If super middleweight contender George Groves gets the rematch he so badly wants with titleholder Carl Froch, he isn't going to get the kind of split of the money he had hoped for.

Last week, the IBF ordered a rematch of Froch's highly controversial ninth-round knockout against Groves on Nov. 23.

Although Froch is considering whether to fight his British countryman Groves again or dump one of his two belts and pursue a summer pay-per-view showdown with Julio Cesar Chavez Jr. in the United States (provided Chavez beats Brian Vera in their March 1 rematch), he did get some good news on Thursday in the event he elects to pursue the Groves rematch.

If a deal can't be struck between the camps, the fight will go to a purse bid. Typically, if an IBF mandatory fight involves a reigning titleholder and a challenger who ranks third or lower in the organization's rankings, the split of the winning bid is 85 percent to the titleholder and 15 percent to the challenger. Groves is rated sixth by the organization.

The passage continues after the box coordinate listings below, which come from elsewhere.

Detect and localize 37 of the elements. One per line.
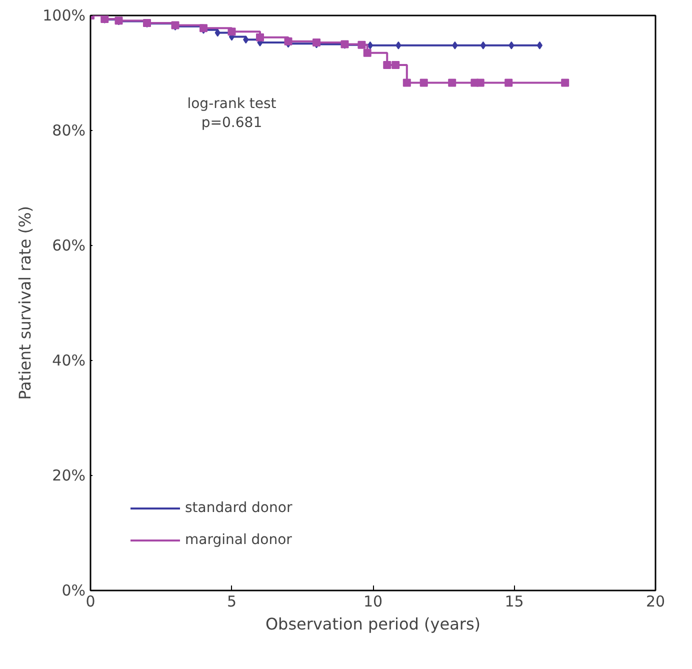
point: [508, 41, 514, 50]
x-tick-label: 5: [226, 592, 237, 610]
y-tick-label: 20%: [52, 466, 86, 484]
x-tick-label: 10: [363, 592, 383, 610]
point: [383, 60, 392, 69]
point: [284, 37, 292, 46]
y-tick-label: 80%: [52, 122, 86, 140]
point: [392, 60, 400, 69]
y-axis-title: Patient survival rate (%): [16, 206, 35, 400]
point: [504, 78, 513, 87]
y-tick-label: 40%: [52, 352, 86, 370]
point: [536, 41, 543, 50]
x-tick-label: 20: [646, 592, 666, 610]
annotation: log-rank test p=0.681: [187, 96, 277, 132]
y-tick-label: 60%: [52, 236, 86, 254]
point: [476, 78, 484, 87]
point: [480, 41, 486, 50]
legend-label: standard donor: [185, 500, 292, 516]
point: [452, 41, 458, 50]
legend-label: marginal donor: [185, 532, 292, 548]
x-tick-label: 15: [504, 592, 524, 610]
y-tick-label: 0%: [62, 582, 86, 600]
y-tick-label: 100%: [42, 6, 86, 24]
x-tick-label: 0: [86, 592, 96, 610]
point: [243, 36, 249, 44]
point: [420, 78, 428, 87]
point: [228, 28, 236, 36]
point: [396, 41, 402, 50]
point: [561, 78, 570, 87]
point: [448, 78, 456, 87]
x-axis-title: Observation period (years): [265, 614, 481, 634]
point: [256, 33, 264, 42]
point: [367, 41, 374, 50]
point: [358, 40, 366, 49]
point: [402, 78, 411, 87]
point: [214, 28, 220, 37]
point: [363, 48, 372, 57]
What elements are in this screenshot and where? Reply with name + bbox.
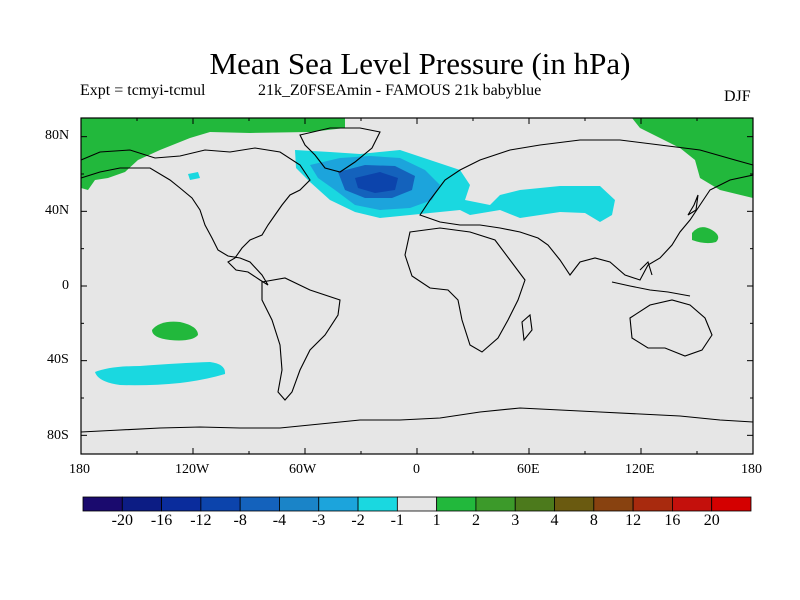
plot-title: Mean Sea Level Pressure (in hPa) [209, 46, 631, 81]
lon-label-120w: 120W [175, 462, 210, 477]
colorbar-swatch [161, 496, 202, 512]
colorbar-label: -4 [272, 512, 287, 529]
colorbar-swatch [239, 496, 280, 512]
lon-label-60w: 60W [289, 462, 317, 477]
colorbar-label: 20 [703, 512, 720, 529]
colorbar-swatch [279, 496, 320, 512]
colorbar-swatch [200, 496, 241, 512]
lat-label-80s: 80S [47, 428, 69, 443]
coast-indonesia [611, 260, 691, 297]
southern-ocean-negative-region [95, 362, 226, 386]
colorbar-swatch [318, 496, 359, 512]
north-pacific-positive-region [692, 227, 719, 244]
colorbar-label: -20 [111, 512, 133, 529]
experiment-label: Expt = tcmyi-tcmul [80, 82, 206, 99]
lat-label-0: 0 [62, 278, 69, 293]
colorbar-swatch [121, 496, 162, 512]
colorbar-swatch [475, 496, 516, 512]
colorbar-swatch [593, 496, 634, 512]
lat-label-40s: 40S [47, 352, 69, 367]
small-negative-patch [188, 172, 200, 180]
lon-label-180e: 180 [741, 462, 762, 477]
season-label: DJF [724, 88, 751, 105]
colorbar-label: 1 [432, 512, 441, 529]
lon-label-180w: 180 [69, 462, 90, 477]
lon-label-120e: 120E [625, 462, 655, 477]
colorbar-label: -8 [233, 512, 247, 529]
colorbar-swatch [554, 496, 595, 512]
colorbar-label: 2 [471, 512, 480, 529]
axis-ticks [80, 118, 754, 454]
south-pacific-positive-region [152, 321, 198, 341]
colorbar-swatch [396, 496, 438, 512]
coast-madagascar [521, 313, 533, 342]
lon-label-0: 0 [413, 462, 420, 477]
colorbar-label: 16 [664, 512, 681, 529]
lat-label-40n: 40N [45, 203, 70, 218]
run-description: 21k_Z0FSEAmin - FAMOUS 21k babyblue [258, 82, 542, 99]
arctic-positive-region [81, 118, 345, 190]
coast-japan [687, 194, 699, 216]
coast-eurasia [419, 139, 754, 281]
colorbar-label: -12 [190, 512, 212, 529]
colorbar [82, 496, 752, 512]
colorbar-swatch [436, 496, 477, 512]
coast-africa [404, 227, 526, 353]
colorbar-label: -3 [312, 512, 326, 529]
positive-anomaly-regions [81, 118, 753, 341]
colorbar-label: 4 [550, 512, 559, 529]
colorbar-label: -16 [150, 512, 173, 529]
lon-label-60e: 60E [517, 462, 540, 477]
colorbar-swatch [357, 496, 398, 512]
coast-australia [629, 299, 713, 357]
colorbar-label: -2 [351, 512, 365, 529]
colorbar-swatch [632, 496, 673, 512]
colorbar-swatch [711, 496, 752, 512]
lat-label-80n: 80N [45, 128, 70, 143]
colorbar-swatch [672, 496, 713, 512]
coast-south-america [261, 277, 341, 401]
colorbar-label: 8 [589, 512, 598, 529]
colorbar-label: 12 [625, 512, 642, 529]
north-atlantic-core-negative [355, 172, 398, 193]
colorbar-swatch [514, 496, 555, 512]
coastlines [80, 127, 754, 433]
coast-north-america [80, 147, 311, 286]
coast-greenland [299, 127, 381, 173]
colorbar-label: 3 [511, 512, 520, 529]
coast-antarctica [80, 407, 754, 433]
colorbar-label: -1 [390, 512, 404, 529]
negative-anomaly-regions [95, 150, 615, 386]
siberia-positive-region [632, 118, 753, 198]
colorbar-swatch [82, 496, 123, 512]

Given the controversial nature of the November fight and the enormous revenue a rematch would surely generate, Groves argued to the IBF that the split should be 75-25 for the rematch. Froch's side argued that the split should remain 85-15.

On Thursday, the IBF announced that its board of directors reviewed the arguments from both sides and voted unanimously to maintain the 85-15 split.

Froch (32-2, 23 KOs), 36, who had been knocked down in the first round, was trailing on all three scorecards when he hurt Groves (19-1, 15 KOs), 25, in the ninth round. But Groves was firing back and hadn't been knocked down when suddenly referee Howard John Foster shockingly stopped the fight, causing an uproar. Even many of Froch's own fans criticized the stoppage, viewed by many as one of the worst in recent years.